Thursday, May 03, 2012
Basics of Inductors
An inductor is a coil of wire either hollow, or wound around some ferrous (magnetic) material.
When current flows through the coil a magnetic field is produced. When the current stops flowing the magnetic field collapses.
If the coil is connected to a d.c. supply, a steady current will flow, and the opposition to the flow will be mainly due to the resistance of the wire used to make the coil.
However, at the moment when the current is switched on or switched off the rising or falling magnetic field also opposes the flow of current. This means that if an alternating supply is connected to the coil the opposition to the flow is greater than that due to the resistance alone.

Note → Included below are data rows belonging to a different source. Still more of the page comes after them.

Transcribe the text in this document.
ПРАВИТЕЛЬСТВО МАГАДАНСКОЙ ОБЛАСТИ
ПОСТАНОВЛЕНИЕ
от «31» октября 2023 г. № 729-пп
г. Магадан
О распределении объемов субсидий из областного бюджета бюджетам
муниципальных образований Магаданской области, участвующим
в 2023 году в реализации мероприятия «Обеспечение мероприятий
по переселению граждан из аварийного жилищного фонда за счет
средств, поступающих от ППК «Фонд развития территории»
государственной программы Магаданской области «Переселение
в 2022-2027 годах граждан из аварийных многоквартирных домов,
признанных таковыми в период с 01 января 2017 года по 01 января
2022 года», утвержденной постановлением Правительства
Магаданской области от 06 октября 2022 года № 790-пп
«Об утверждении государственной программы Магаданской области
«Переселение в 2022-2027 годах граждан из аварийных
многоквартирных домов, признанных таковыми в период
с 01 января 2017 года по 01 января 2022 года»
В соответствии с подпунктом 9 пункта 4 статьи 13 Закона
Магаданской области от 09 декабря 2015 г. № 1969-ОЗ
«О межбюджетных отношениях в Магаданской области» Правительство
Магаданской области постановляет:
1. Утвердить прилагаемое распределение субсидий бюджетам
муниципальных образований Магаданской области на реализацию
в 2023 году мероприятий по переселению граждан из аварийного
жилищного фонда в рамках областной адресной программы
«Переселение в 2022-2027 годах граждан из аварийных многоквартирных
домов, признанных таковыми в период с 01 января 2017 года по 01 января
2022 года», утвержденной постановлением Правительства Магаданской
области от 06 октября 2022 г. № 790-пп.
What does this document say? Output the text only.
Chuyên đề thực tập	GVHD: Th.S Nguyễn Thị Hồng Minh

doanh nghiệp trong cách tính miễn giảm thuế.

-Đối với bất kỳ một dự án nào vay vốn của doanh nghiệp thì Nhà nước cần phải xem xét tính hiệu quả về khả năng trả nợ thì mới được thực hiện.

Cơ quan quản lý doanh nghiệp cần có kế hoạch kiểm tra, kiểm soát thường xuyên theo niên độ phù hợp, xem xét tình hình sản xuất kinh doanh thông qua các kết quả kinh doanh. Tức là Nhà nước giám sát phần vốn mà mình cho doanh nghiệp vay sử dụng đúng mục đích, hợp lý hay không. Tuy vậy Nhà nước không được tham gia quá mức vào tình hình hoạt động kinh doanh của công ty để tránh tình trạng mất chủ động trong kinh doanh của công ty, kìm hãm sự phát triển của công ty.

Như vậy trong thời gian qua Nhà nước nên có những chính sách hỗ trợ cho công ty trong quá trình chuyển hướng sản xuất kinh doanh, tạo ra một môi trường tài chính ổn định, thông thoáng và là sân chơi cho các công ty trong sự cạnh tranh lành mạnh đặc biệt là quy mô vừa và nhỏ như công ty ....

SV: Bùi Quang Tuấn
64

The amount of opposition to a.c. depends upon the wire used, the number of turns, type of material inside the coil etc., and the effect is known as the inductance of the coil. Inductance is measured in henrys, and a small inductor may have a value of, say, 10mH.
There is also some capacitance associated with the coil, and this too affects the way it behaves with a.c. So the whole effect due to the resistance of the wire, the inductive effect and capacitive effect is summed up by referring to the impedance of the coil.
Impedance is the total opposition to a.c. and will depend upon the a.c. frequency. You will probably know that one of the important loudspeaker measurements is its impedance. If your amplifier has an output impedance of 8 ohm, then you need a speaker of 8ohm impedance if you wish to extract the maximum power.
Inductors are often used to reduce voltage spikes in a circuit – in fact you often see ferrous material wrapped around mains leads or other leads associated with computers, video recorders etc. Inductors are also used in radio tuning, and combined with capacitors can form a “tuned circuit” i.e. one which resonates with a particular frequency – to tune in your favorite radio station for instance.